Tessa Jowell (1947-2018) served as Labour Member of Parliament for Dulwich—later Dulwich and West Norwood—from 1992 until 2015. Born to Kenneth and Rosemary Palmer, a chest consultant at Aberdeen Hospital and a radiographer, she was educated at the University of Aberdeen and the University of Edinburgh. Jowell began her career as a psychiatric social worker, becoming assistant director of the mental health charity Mind between 1974 and 1986, and first entered elected politics in 1970 as a councillor on Camden Borough Council.
Jowell was selected to defend the seat of Ilford North in a 1978 by-election following the death of Millie Miller, but was unsuccessful. Her attempts to gain a seat in Parliament over the course of the 1980s were rewarded in 1992, when Jowell unseated Conservative incumbent Gerald Bowden to become Dulwich’s first female MP. In her maiden speech, she drew attention to the problems that her constituents faced: unemployment, poverty and health care, particularly in old age.
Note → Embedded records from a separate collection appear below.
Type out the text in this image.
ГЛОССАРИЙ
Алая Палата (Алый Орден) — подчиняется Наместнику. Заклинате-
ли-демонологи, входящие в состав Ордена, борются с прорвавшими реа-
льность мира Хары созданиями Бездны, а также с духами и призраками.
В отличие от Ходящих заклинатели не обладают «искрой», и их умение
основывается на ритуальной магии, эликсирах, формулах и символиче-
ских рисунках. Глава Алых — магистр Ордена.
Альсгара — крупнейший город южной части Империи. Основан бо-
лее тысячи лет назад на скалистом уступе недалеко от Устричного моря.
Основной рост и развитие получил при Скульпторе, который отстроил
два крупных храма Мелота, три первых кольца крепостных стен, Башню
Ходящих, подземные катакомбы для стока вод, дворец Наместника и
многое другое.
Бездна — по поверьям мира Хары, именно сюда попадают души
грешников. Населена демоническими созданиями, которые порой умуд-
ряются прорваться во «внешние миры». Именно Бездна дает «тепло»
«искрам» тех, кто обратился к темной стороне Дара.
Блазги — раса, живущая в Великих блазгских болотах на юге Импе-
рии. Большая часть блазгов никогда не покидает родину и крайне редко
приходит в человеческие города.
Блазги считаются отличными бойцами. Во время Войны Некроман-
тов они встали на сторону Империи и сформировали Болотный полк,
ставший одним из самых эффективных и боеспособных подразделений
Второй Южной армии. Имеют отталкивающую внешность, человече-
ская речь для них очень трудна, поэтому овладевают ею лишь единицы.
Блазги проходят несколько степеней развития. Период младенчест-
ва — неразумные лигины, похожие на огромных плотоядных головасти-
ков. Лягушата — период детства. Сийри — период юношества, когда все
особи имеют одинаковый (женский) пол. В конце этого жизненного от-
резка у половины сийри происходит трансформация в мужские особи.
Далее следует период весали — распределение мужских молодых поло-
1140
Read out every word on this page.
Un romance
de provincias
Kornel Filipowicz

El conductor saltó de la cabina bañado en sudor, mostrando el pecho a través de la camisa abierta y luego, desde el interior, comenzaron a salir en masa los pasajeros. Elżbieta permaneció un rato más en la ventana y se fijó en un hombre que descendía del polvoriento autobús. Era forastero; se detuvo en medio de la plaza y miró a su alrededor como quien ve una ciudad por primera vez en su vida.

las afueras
She reminded the House that “Hon. Members, as they take decisions about the care of vulnerable elderly people, should ask themselves whether what they are deciding is what they would want for themselves or for their families.”

A committed reformer in the Labour party, Jowell was a staunch ally of Tony Blair, both in opposition and in government: she famously once declared that she would “jump under a bus” to save him. She held a series of prominent posts under Blair’s leadership, serving as opposition spokesperson on health and on women’s issues and as an opposition Whip before being invited, following New Labour’s landslide 1997 victory, to join the Government as Minister for public health. Jowell was subsequently given responsibility for education and employment, before finally joining the Cabinet in 2001 as Secretary of State at the Department for Culture, Media and Sport.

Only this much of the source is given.